Wireless internet one step closer to reality on Navajo Nation

Officials expect 570-mile fiber optics project to be complete this fall

Inside the new data center. Submitted photo

Inside the new data center. Submitted photo

FORT DEFIANCE, Ariz. - After opening a new high-tech data center, the Navajo Nation is one step closer to bringing wireless internet to people across the vast Navajo reservation.

The Navajo Tribal Utility Authority (NTUA) received a $32.2 million grant through the American Recovery and Reinvestment Act (ARRA) for a major broadband initiative to build fiber optic network communications and microwave infrastructure throughout the central core of the Navajo Nation. The nation has completed the 570-mile build out for the broadband project. The overall budget is $46 million and officials expect the project to be complete later in the fall.

NTUA General Manager Walter Haase said in the application for the money his agency pointed out that the Navajo Nation, like most rural areas, faced considerable challenges in telecommunication services. He hopes that with the opening of the data center, the Navajo Nation has set the stage to enable information and communication flow throughout the region.

"This is a huge leap forward for the Navajo Nation and surrounding communities," Haase said. "We will be competing with the rest of the country in terms of telecommunications business, not to mention having such a high level of technological accessibility helps to improve the economic development, education, employment, health and safety of the Navajo Nation and its people."

The data center is basically a high-tech warehouse that businesses, companies, tribal programs and various agencies can use when they need a data center solution.

The data center will provide secure, uninterrupted operation of applications and servers to support almost any situation. The backbone of the broadband runs from Farmington, N.M. to Window Rock, Chinle and to Coalmine Mesa.

The three tier site is a secure facility that relies on card keys and bio metrics for staff access, with 30-inch raised floors and security cameras. One uplink runs through a fiber backbone to Albuquerque, with officials negotiating another pathway through Gallup creating redundancy. The building has two power feeds and one Cummings generator with storage batteries on site.

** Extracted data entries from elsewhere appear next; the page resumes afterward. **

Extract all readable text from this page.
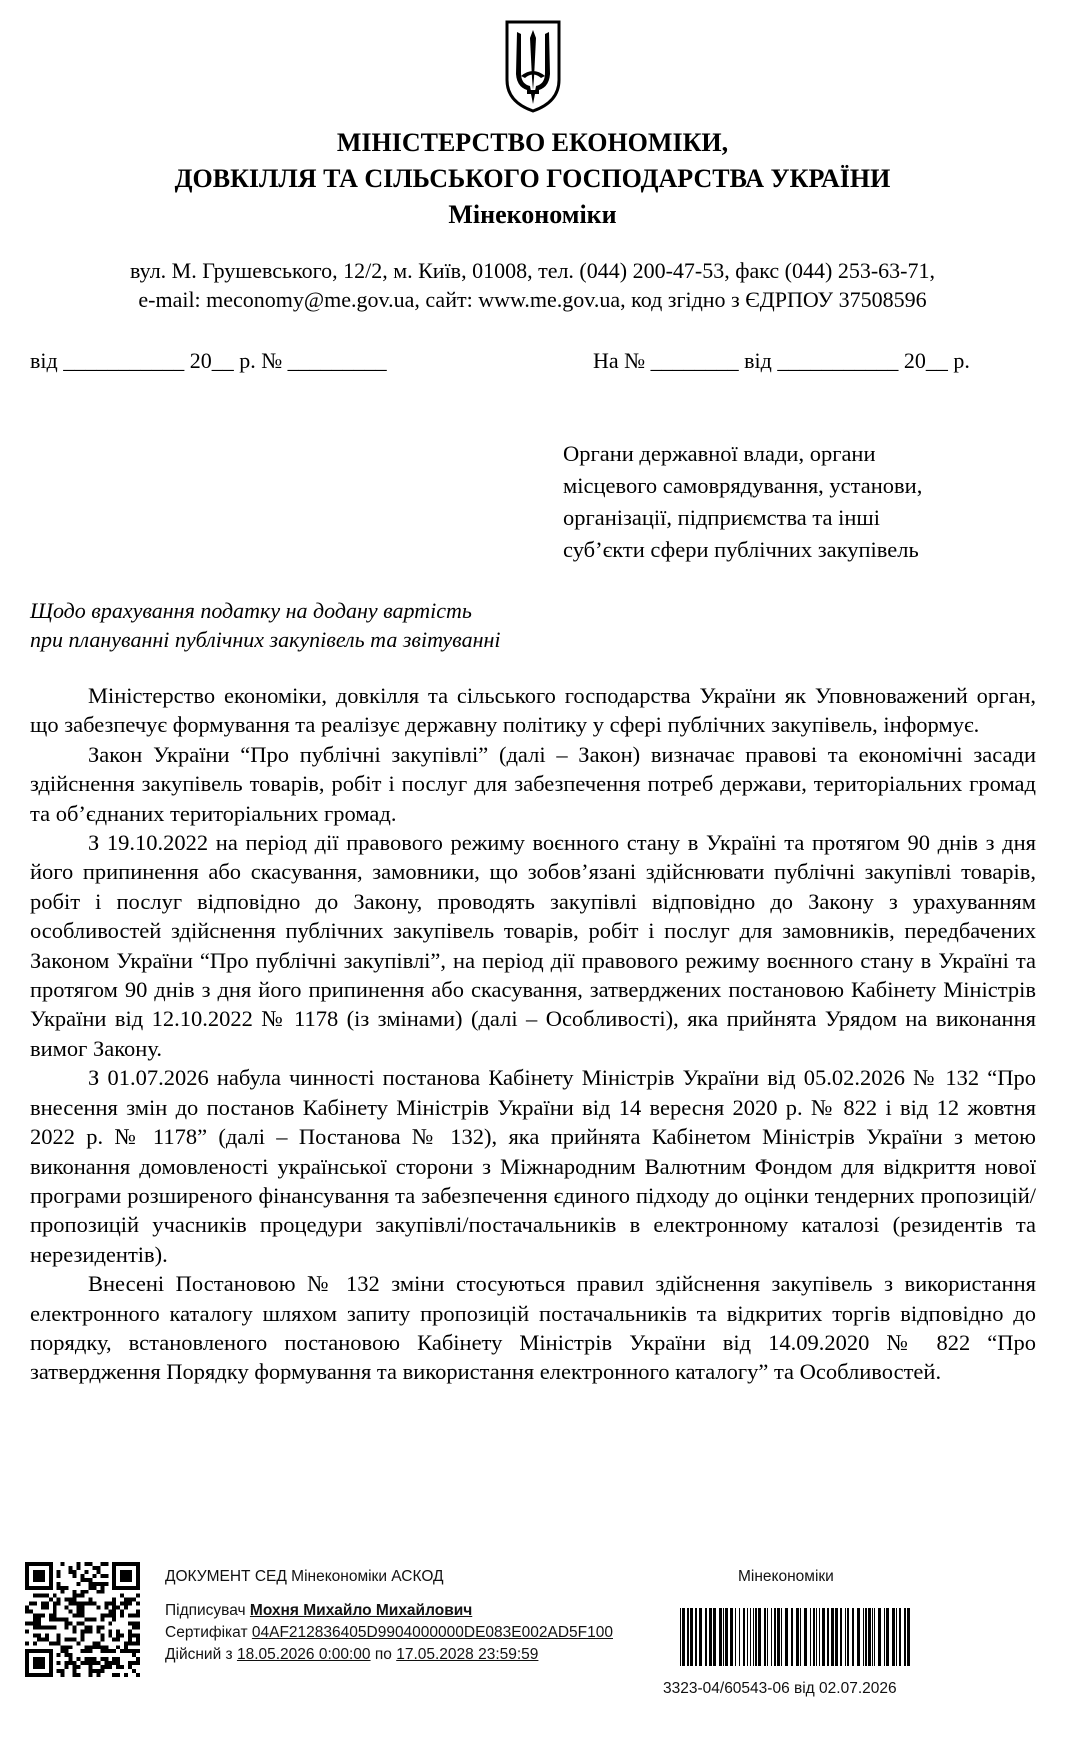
МІНІСТЕРСТВО ЕКОНОМІКИ,
ДОВКІЛЛЯ ТА СІЛЬСЬКОГО ГОСПОДАРСТВА УКРАЇНИ
Мінекономіки
вул. М. Грушевського, 12/2, м. Київ, 01008, тел. (044) 200-47-53, факс (044) 253-63-71,
e-mail: meconomy@me.gov.ua, сайт: www.me.gov.ua, код згідно з ЄДРПОУ 37508596
від ___________ 20__ р. № _________	На № ________ від ___________ 20__ р.
Органи державної влади, органи
місцевого самоврядування, установи,
організації, підприємства та інші
суб’єкти сфери публічних закупівель
Щодо врахування податку на додану вартість
при плануванні публічних закупівель та звітуванні

Міністерство економіки, довкілля та сільського господарства України як Уповноважений орган, що забезпечує формування та реалізує державну політику у сфері публічних закупівель, інформує.

Закон України “Про публічні закупівлі” (далі – Закон) визначає правові та економічні засади здійснення закупівель товарів, робіт і послуг для забезпечення потреб держави, територіальних громад та об’єднаних територіальних громад.

З 19.10.2022 на період дії правового режиму воєнного стану в Україні та протягом 90 днів з дня його припинення або скасування, замовники, що зобов’язані здійснювати публічні закупівлі товарів, робіт і послуг відповідно до Закону, проводять закупівлі відповідно до Закону з урахуванням особливостей здійснення публічних закупівель товарів, робіт і послуг для замовників, передбачених Законом України “Про публічні закупівлі”, на період дії правового режиму воєнного стану в Україні та протягом 90 днів з дня його припинення або скасування, затверджених постановою Кабінету Міністрів України від 12.10.2022 № 1178 (із змінами) (далі – Особливості), яка прийнята Урядом на виконання вимог Закону.

З 01.07.2026 набула чинності постанова Кабінету Міністрів України від 05.02.2026 № 132 “Про внесення змін до постанов Кабінету Міністрів України від 14 вересня 2020 р. № 822 і від 12 жовтня 2022 р. № 1178” (далі – Постанова № 132), яка прийнята Кабінетом Міністрів України з метою виконання домовленості української сторони з Міжнародним Валютним Фондом для відкриття нової програми розширеного фінансування та забезпечення єдиного підходу до оцінки тендерних пропозицій/пропозицій учасників процедури закупівлі/постачальників в електронному каталозі (резидентів та нерезидентів).

Внесені Постановою № 132 зміни стосуються правил здійснення закупівель з використання електронного каталогу шляхом запиту пропозицій постачальників та відкритих торгів відповідно до порядку, встановленого постановою Кабінету Міністрів України від 14.09.2020 № 822 “Про затвердження Порядку формування та використання електронного каталогу” та Особливостей.

ДОКУМЕНТ СЕД Мінекономіки АСКОД
Підписувач Мохня Михайло Михайлович
Сертифікат 04AF212836405D9904000000DE083E002AD5F100
Дійсний з 18.05.2026 0:00:00 по 17.05.2028 23:59:59
Мінекономіки
3323-04/60543-06 від 02.07.2026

"There is no other building of its kind here within the Four Corners region," Haase said. "It's a facility that will be part of our business structure and one that will be owned by the Navajo Nation people and operated by an enterprise of the Navajo Nation."

Haase said 70 percent of the workforce at the new facility is Navajo.

NTUA-Wireless, LLC will run the technology center. The Navajo Nation created the for profit company three years ago when the Navajo Nation applied for a Broadband Technology Opportunities Program (BTOP) grant. The group brought together telephone companies, internet service providers, government offices, enterprises, hospitals, schools, city and county governments and even the Hopi Tribe through Hopi Telecommunications, Inc.

Navajo Nation President Ben Shelly said the day marked a celebration of the first data center of many to come.

"We are a technology nation, just as much as we are an energy nation," Shelly said. "With the cloud, we are inviting companies, corporations, large groups across America to store their data here on the Navajo Nation. It's a smart move."

Senatorial and Congressional office staff were also on hand at the data center opening.

The Navajo Nation, led by Shelly in Washington D.C. during the ARRA period, received more than $500 million for infrastructure projects.